8.6  The Greater Nottingham area benefits from a significant number of examples of good contemporary design. More recent examples include: Green Street in the Meadows; Lenton Gardens in Lenton, Nottingham; Trent Basin on Nottingham's Waterside; the GlaxoSmithKline Carbon Neutral Laboratories for Sustainable Chemistry at the University of Nottingham; the Advanced Manufacturing Building at the Jubilee Campus of the University of Nottingham; The Pavilion 'Heart of the Campus' development at the Clifton Campus of Nottingham Trent University; and, The Barn, Sutton Bonington.

8.7  The historic environment contributes significantly towards a sense of place, and can provide for local distinctiveness. Designated historic assets, such as listed buildings (for example, Wollaton Hall and numerous churches as well as industrial buildings and structures, such as the Bennerley Viaduct in Awsworth), conservation areas (including the Lace Market, for its industrial heritage), historic parks and gardens (such as Newstead Abbey Park) and scheduled monuments (for example, Margidunum Roman Station) are offered statutory protection through the Planning (Listed Buildings and Conservation Areas) Act 1990.

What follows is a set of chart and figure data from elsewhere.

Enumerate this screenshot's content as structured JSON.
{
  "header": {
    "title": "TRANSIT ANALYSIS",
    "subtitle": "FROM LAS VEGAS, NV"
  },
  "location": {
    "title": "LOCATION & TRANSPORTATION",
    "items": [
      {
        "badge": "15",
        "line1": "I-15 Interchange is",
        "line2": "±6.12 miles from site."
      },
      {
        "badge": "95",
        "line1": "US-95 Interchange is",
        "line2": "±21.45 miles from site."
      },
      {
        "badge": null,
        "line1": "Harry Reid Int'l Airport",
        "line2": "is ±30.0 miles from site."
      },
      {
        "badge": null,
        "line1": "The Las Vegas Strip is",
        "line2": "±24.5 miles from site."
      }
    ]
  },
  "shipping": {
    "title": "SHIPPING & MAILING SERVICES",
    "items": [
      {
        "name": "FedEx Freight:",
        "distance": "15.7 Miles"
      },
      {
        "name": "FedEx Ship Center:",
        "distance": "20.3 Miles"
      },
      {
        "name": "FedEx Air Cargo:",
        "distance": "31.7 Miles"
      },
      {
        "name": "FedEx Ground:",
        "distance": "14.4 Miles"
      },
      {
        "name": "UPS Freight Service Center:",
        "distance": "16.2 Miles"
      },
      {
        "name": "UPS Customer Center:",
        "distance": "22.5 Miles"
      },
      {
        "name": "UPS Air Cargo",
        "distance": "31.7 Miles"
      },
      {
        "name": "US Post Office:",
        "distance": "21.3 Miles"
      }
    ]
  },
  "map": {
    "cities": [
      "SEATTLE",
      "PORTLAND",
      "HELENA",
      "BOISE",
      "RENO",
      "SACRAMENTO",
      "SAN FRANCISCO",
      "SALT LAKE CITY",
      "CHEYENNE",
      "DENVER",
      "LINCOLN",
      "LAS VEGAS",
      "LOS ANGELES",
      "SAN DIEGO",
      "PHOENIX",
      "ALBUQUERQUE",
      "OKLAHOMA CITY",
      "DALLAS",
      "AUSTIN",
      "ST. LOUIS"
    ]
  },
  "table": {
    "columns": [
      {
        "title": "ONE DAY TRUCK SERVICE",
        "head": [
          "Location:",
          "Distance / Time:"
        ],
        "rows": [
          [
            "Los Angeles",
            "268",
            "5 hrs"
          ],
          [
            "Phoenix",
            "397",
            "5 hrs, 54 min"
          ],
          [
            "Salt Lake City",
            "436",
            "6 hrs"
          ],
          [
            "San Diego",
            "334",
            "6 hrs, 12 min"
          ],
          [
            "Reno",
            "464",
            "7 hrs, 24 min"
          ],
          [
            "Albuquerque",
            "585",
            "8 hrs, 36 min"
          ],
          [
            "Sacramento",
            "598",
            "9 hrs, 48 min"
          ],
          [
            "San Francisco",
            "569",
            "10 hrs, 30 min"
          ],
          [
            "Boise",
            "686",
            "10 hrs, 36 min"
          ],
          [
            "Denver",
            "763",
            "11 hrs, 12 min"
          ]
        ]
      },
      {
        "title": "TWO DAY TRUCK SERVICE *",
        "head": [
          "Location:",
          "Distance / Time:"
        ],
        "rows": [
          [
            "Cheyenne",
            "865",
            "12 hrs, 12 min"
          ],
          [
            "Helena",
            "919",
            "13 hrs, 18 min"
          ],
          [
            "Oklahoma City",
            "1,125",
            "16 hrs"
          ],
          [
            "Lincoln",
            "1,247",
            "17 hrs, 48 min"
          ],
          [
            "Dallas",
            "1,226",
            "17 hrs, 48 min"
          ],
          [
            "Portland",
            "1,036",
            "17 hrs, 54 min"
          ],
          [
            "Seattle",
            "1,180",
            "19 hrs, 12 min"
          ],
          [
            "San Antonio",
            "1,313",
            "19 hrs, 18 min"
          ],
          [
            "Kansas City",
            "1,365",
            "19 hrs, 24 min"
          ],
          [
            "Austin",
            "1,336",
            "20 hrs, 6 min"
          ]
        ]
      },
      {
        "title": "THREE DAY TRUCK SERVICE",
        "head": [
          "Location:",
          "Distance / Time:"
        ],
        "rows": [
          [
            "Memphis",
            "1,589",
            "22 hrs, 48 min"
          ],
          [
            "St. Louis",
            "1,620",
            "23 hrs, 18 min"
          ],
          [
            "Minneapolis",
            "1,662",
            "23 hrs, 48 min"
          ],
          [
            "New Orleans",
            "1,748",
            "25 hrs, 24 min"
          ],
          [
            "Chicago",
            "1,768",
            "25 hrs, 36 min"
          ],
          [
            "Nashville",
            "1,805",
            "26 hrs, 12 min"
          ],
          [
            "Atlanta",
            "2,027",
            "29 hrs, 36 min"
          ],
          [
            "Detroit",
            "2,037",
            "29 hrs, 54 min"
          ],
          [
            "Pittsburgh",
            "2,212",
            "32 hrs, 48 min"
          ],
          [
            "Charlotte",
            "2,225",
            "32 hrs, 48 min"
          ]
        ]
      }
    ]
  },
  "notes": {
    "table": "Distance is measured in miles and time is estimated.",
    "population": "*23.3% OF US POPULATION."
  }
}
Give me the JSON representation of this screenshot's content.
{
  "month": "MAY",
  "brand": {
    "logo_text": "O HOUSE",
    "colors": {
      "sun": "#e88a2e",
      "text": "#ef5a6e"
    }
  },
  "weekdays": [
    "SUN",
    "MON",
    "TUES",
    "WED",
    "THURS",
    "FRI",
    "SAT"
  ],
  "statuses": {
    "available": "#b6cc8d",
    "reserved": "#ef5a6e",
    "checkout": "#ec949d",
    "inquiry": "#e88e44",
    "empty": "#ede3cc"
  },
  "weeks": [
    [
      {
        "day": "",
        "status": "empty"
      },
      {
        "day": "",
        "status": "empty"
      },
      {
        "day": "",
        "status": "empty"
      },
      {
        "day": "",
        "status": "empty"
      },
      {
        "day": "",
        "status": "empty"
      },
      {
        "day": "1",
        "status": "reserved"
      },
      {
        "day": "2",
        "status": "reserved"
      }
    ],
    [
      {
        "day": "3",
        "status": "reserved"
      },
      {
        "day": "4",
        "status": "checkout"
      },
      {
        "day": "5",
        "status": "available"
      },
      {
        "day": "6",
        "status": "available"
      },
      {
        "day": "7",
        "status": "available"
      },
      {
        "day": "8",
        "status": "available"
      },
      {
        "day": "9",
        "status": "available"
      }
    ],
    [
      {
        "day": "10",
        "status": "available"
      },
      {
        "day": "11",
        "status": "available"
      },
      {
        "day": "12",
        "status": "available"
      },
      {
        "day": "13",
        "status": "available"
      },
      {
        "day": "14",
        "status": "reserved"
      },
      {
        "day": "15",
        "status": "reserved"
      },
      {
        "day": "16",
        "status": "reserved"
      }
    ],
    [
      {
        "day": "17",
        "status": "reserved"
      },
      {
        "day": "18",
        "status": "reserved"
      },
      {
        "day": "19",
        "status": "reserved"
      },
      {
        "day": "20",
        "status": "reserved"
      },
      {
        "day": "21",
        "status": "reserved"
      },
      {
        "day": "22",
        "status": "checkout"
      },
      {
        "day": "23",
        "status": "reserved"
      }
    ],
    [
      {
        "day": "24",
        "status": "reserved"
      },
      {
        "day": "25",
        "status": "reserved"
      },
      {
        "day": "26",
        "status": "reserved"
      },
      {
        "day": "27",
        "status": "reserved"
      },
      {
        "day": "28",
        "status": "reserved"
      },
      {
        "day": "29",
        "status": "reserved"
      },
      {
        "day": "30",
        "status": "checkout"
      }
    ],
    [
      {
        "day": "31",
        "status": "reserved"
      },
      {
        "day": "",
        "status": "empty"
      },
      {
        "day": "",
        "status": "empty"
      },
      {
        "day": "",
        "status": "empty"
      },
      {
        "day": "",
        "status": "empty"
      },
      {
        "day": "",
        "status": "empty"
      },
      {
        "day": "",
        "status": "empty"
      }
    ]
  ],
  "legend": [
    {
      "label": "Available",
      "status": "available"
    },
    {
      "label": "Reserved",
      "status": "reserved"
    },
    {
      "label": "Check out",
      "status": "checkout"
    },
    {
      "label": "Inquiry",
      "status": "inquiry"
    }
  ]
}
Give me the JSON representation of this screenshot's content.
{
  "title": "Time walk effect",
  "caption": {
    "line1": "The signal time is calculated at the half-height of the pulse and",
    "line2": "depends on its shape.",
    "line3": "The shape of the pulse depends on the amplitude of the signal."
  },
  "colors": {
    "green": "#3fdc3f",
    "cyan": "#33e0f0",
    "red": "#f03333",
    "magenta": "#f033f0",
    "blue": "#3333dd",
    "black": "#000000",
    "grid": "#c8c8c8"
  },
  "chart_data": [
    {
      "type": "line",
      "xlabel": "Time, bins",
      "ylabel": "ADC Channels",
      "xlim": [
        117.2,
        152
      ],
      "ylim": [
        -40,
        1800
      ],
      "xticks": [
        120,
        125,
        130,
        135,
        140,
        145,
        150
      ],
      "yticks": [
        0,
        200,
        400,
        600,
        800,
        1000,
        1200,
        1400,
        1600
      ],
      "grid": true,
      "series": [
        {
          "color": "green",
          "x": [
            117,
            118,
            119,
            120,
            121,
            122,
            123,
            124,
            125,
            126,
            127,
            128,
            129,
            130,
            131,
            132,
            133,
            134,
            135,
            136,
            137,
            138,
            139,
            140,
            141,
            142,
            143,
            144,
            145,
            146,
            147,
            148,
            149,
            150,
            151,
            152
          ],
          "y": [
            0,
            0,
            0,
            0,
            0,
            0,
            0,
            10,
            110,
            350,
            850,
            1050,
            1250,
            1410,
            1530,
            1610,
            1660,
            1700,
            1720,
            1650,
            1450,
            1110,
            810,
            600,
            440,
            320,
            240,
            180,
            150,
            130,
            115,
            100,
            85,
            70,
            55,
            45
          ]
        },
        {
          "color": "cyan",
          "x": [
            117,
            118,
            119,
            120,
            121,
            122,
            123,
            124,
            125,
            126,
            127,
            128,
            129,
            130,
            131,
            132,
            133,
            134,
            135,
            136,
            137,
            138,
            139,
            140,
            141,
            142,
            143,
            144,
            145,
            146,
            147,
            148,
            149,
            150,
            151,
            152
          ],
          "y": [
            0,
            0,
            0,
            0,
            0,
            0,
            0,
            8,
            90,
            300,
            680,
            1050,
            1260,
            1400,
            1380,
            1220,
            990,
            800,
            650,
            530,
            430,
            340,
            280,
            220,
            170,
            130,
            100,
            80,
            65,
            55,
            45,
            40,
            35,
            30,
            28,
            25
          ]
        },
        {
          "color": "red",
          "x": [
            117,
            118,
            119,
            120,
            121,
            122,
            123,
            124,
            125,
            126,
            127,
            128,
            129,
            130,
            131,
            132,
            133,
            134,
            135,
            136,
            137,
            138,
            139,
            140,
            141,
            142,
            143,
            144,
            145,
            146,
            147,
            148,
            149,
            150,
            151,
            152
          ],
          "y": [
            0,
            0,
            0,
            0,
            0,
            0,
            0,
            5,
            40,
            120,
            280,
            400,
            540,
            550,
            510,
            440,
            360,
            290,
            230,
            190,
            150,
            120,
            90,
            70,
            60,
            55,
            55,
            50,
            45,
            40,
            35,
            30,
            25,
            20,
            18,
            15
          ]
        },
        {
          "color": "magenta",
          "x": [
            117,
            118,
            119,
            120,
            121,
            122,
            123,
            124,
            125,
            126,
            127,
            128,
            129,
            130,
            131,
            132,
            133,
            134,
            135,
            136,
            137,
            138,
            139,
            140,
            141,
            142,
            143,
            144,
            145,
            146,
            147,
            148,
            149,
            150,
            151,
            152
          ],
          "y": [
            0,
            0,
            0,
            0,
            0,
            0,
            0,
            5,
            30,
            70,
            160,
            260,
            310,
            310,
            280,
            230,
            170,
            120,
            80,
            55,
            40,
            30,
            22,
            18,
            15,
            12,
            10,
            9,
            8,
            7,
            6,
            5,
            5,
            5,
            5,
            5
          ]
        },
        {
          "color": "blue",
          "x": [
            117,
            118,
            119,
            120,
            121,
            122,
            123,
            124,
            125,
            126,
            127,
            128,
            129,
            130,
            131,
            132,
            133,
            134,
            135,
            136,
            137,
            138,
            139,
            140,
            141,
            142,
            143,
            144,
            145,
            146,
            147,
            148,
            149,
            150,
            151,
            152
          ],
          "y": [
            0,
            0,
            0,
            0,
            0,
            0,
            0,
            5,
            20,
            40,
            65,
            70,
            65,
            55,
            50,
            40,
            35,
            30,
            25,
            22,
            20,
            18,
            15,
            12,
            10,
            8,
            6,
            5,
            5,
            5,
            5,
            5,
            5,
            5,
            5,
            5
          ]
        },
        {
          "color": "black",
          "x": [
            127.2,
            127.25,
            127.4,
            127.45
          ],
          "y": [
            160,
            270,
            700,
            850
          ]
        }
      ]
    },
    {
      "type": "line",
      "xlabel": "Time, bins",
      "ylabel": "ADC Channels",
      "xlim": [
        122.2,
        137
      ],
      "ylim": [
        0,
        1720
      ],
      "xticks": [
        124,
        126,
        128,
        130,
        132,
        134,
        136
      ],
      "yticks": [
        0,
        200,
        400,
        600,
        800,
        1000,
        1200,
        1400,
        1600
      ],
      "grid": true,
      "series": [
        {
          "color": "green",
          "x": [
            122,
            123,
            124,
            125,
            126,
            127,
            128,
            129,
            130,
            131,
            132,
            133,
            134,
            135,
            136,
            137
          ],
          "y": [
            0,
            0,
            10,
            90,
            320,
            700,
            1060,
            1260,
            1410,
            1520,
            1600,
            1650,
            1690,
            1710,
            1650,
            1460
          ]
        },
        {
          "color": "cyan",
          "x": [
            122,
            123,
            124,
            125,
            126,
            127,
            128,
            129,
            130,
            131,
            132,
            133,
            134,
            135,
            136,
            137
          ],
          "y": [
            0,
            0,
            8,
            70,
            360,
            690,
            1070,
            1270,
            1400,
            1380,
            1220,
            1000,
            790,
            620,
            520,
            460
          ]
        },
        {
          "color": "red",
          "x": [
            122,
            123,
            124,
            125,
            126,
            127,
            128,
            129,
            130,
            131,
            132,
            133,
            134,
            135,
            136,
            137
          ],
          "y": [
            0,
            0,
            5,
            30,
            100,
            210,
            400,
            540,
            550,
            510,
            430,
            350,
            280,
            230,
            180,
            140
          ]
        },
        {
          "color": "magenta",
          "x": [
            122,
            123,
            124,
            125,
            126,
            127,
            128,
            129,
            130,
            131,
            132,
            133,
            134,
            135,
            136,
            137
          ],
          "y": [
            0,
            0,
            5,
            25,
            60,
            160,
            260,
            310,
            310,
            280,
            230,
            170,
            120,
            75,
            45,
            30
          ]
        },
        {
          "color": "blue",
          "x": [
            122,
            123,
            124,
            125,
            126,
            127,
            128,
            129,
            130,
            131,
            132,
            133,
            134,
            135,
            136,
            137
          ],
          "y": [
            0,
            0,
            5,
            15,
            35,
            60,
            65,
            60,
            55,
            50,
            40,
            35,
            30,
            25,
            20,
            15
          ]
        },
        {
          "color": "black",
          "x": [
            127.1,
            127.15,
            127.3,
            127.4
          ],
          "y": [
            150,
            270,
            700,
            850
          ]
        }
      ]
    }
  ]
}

Achieving Well Designed Places

8.8  In 2019, the Government produced its National Design Guide[2]. The aim of the National Design Guide is to illustrate how well designed places that are beautiful, enduring and successful can be achieved in practice. The National Design Guide outlines ten key characteristics to consider when seeking good design. These are:

  • Context
  • Identity
  • Built form
  • Movement
  • Nature
  • Public spaces
  • Uses
  • Homes and buildings
  • Resources
  • Lifespan

8.9  A number of 'tools' can be used to ensure good design and place-making, such as design codes, Building for Life assessments and design review panels.

8.10  In addition, and subject to evidence and viability, a number of standards could be applied to new development, such as space standards, technical standards (for example, Breeam certification) and accessibility standards.

8.11  There is an opportunity for the Plan to promote the use of some of the design tools on offer. This could apply across the whole plan area on a consistent basis, or it could be left to individual authorities to decide their approach.

2. National Design Guide: ‘Planning practice guidance for beautiful, enduring and successful places’, MHCLG (2019): [back]

Question D1: Achieving Well Designed Places

  • Should we promote the use of consistent design principles or standards across the Plan area? If so, what design tools should be used?

Conserving and Enhancing the Historic Environment

8.12  We need to ensure that the plan seeks to conserve and enhance our historic environment. National planning policy states that plans should set out a positive strategy for the conservation and enjoyment of the historic environment, including heritage assets most at risk through neglect, decay or other threats.

8.13  This strategy could take into account:

  • the desirability of sustaining and enhancing the significance of heritage assets, and putting them to viable uses consistent with their conservation;
  • the wider social, cultural, economic and environmental benefits that conservation of the historic environment can bring;
  • the desirability of new development making a positive contribution to local character and distinctiveness; and,
  • opportunities to draw on the contribution made by the historic environment to the character of a place.

Question D2: Conserving and Enhancing the Historic Environment

  • How can the Plan provide a positive strategy for the conservation and enjoyment of the historic environment?